Interactive | A look at hospital capacity in Kentucky
LEXINGTON, Ky. (WKYT) - State leaders are keeping a close eye on hospital capacities across the state.
Overall, officials say the state is still in pretty good shape when it comes to hospital capacity. But there are regions where things are a lot tighter. Four of Kentucky’s 10 regions are flagged right now as areas of concern. That means ICU beds are 80 percent full or more. Those regions are in southern Kentucky, northern Kentucky and eastern Kentucky.
Here in central Kentucky, it’s close to three quarters full for in-patient beds and ICU beds and a little over a third capacity of ventilators. That’s the good news-- the governor says we should be OK when it comes to ventilators.
What they’re watching are ICU beds. In eastern Kentucky they’re above 90 percent full, which is a cause for concern according to the governor.
In part of southern Kentucky, including Pulaski County, ICU beds are at 95+ percent capacity, which is the highest in the state right now.

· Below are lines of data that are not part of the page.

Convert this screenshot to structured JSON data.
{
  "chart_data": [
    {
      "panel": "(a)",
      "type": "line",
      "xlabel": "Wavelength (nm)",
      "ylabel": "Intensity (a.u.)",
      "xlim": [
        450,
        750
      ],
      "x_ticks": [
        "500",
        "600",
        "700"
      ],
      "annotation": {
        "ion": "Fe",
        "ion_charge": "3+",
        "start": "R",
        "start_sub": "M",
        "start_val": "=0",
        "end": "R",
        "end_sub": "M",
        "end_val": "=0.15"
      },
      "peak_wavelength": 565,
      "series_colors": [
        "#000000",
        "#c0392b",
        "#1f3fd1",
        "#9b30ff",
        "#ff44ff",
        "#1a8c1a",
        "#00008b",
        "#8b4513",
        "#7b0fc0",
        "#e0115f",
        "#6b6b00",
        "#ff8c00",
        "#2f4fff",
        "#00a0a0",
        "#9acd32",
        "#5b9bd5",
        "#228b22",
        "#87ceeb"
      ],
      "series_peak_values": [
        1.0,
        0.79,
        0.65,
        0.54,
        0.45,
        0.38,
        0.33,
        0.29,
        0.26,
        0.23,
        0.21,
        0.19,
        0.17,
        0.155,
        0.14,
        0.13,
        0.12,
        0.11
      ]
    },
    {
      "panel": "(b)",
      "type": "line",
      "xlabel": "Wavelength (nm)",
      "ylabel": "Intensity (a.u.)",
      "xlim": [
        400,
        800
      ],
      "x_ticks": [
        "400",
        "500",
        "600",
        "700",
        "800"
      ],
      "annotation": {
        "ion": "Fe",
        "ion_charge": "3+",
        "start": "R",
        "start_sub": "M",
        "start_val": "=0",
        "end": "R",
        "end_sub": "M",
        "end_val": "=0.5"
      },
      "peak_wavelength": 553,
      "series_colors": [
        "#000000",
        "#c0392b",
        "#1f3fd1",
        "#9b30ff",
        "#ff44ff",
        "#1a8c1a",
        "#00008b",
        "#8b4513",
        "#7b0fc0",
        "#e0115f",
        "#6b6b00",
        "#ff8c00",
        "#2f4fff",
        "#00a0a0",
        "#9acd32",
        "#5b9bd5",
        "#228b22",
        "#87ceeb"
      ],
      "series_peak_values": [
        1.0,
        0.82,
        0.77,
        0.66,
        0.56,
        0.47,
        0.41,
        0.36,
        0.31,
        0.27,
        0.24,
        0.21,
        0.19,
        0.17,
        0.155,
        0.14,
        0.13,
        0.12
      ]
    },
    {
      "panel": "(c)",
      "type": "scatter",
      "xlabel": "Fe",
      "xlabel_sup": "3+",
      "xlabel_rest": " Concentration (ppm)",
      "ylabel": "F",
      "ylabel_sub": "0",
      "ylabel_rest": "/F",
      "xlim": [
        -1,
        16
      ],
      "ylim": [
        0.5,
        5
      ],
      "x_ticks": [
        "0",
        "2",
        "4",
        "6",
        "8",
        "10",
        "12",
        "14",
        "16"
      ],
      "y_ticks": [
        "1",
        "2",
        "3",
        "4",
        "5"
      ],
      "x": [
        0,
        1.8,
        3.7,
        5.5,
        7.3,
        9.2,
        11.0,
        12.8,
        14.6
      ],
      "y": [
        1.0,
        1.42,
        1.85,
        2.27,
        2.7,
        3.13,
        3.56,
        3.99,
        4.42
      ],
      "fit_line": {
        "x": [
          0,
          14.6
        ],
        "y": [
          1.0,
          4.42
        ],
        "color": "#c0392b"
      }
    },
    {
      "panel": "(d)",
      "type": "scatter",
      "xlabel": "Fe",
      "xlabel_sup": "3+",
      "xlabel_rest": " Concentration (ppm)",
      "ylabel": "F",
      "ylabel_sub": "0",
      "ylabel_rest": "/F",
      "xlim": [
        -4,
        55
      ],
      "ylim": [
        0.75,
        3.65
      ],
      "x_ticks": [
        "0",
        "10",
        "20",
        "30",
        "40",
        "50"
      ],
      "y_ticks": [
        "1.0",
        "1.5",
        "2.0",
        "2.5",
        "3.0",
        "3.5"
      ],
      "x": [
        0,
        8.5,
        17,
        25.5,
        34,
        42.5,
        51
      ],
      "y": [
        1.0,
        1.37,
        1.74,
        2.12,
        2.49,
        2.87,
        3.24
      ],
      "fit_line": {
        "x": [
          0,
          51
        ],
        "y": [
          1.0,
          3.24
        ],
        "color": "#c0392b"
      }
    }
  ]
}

Southeastern Kentucky, including Laurel County, is looking a little better as about two-thirds of their ICU beds are full.
In northeastern Kentucky, including Fleming County and Rowan County, they’re using just 10 percent of available ventilators.
Something to keep in mind is that it’s not just COVID-19 patients, but whatever reason someone might end up in the hospital. As the governor said on Tuesday, hospital capacity doesn’t care why you’re there. You need ICU beds open for anyone who might need one and sometimes in emergencies, mere minutes can mean the difference in life and death.